Montag, 16. Juli 2018

Deutsche Post stärkt Express-Sparte mit neuen Boeing-Flugzeugen

Die Deutsche Post reagiert mit dem Kauf von 14 Boeing-Frachtflugzeugen des Typs 777 auf die steigenden Nachfrage in ihrem Express-Bereich. Die Tochter DHL Express habe sich zudem Optionen und Vorkaufsrechte für 7 weitere Flugzeuge gesichert, teilte die Post am Montag mit. Die ersten 4 Flugzeuge sollen im kommenden Jahr geliefert werden.

Die Deutsche Post reagiert mit dem Kauf von 14 Boeing-Frachtflugzeugen des Typs 777 auf die steigenden Nachfrage in ihrem Express-Bereich.
Die Deutsche Post reagiert mit dem Kauf von 14 Boeing-Frachtflugzeugen des Typs 777 auf die steigenden Nachfrage in ihrem Express-Bereich.

Boeing zufolge beläuft sich der Wert der Bestellung für die 14 Flugzeuge auf rund 4,7 Milliarden Dollar, das entspricht 4,04 Milliarden Euro. Im laufenden Jahr werden Anzahlungen der Post in einer Höhe von rund 200 Millionen Euro für die neuen Maschinen fällig – diese sind aber bereits in den Investitionsplanungen des Bonner Konzerns für 2018 enthalten.

Der neue Frachter mit „beeindruckender Reichweite ... gibt uns die Möglichkeit, noch mehr Märkte mit Direktflügen zu bedienen“, sagte der für DHL Express zuständige Vorstand Ken Allen. Der Austausch von 14 Interkontinentalfliegern biete „erhebliche Kosten- und Effizienzvorteile“. DHL Express betreibt mit 17 Partnerairlines mehr als 260 Flugzeuge, die auf über 600 Flügen am Tag in 220 Ländern unterwegs sind. Boeing hatte sich im Juni bereits Aufträge der beiden Post-Konkurrenten UPS und FedEx gesichert.

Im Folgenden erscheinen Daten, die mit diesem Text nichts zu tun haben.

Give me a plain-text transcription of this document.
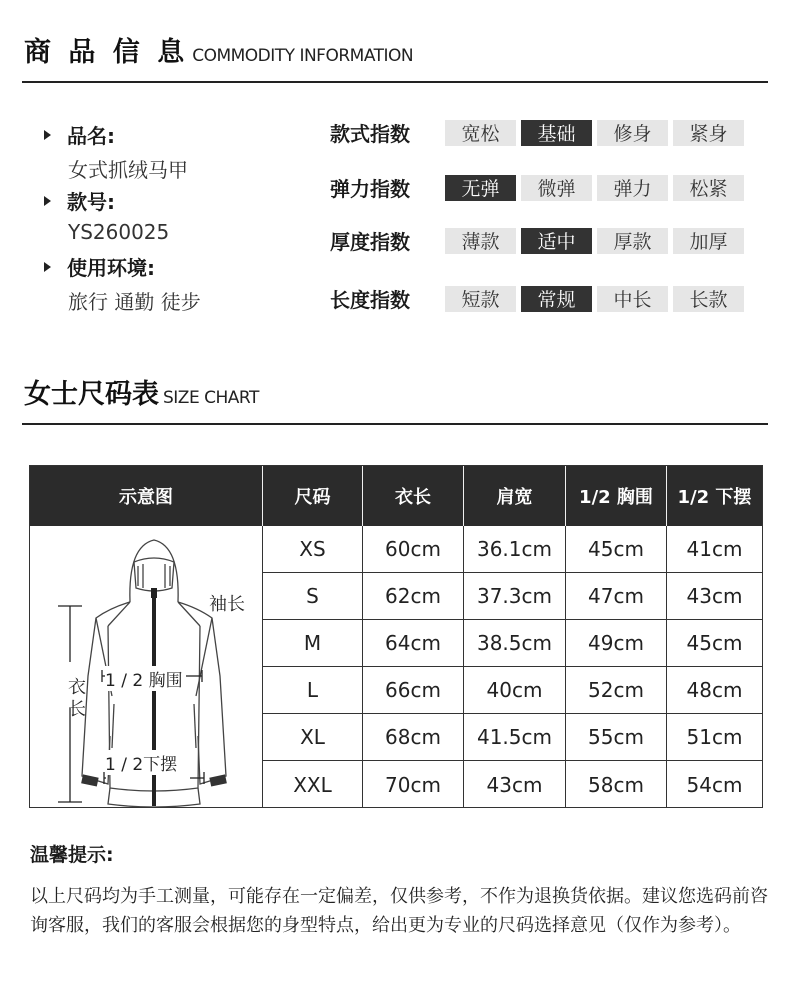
商 品 信 息 COMMODITY INFORMATION
品名:
女式抓绒马甲
款号:
YS260025
使用环境:
旅行 通勤 徒步
款式指数	宽松	基础	修身	紧身
弹力指数	无弹	微弹	弹力	松紧
厚度指数	薄款	适中	厚款	加厚
长度指数	短款	常规	中长	长款
女士尺码表 SIZE CHART
示意图	尺码	衣长	肩宽	1/2 胸围	1/2 下摆
袖长
1 / 2 胸围
衣
长
1 / 2下摆
XS	60cm	36.1cm	45cm	41cm
S	62cm	37.3cm	47cm	43cm
M	64cm	38.5cm	49cm	45cm
L	66cm	40cm	52cm	48cm
XL	68cm	41.5cm	55cm	51cm
XXL	70cm	43cm	58cm	54cm
温馨提示:
以上尺码均为手工测量，可能存在一定偏差，仅供参考，不作为退换货依据。建议您选码前咨询客服，我们的客服会根据您的身型特点，给出更为专业的尺码选择意见（仅作为参考）。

Während DHL Express in der Vergangenheit Flugzeuge vor allem geleast hatte, werde der Kauf eigener Frachter die Kostenposition der Sparte verbessern. Finanzchefin Melanie Kreis hatte im Mai gesagt, durch die neuen und effizienteren Flugzeuge werde der Konzern Treibstoffkosten sparen. Zudem gebe es immer mehr Flughäfen mit Restriktionen für ältere und laute Flugzeuge. Dort verschafften neue Frachter dem Konzern Vorteile. Die Express-Sparte glänzt im Konzern mit steigenden Umsätzen und Gewinnen – anders als das Brief- und Paketgeschäft, in dem die Bonner mit Kosten-Problemen kämpfen.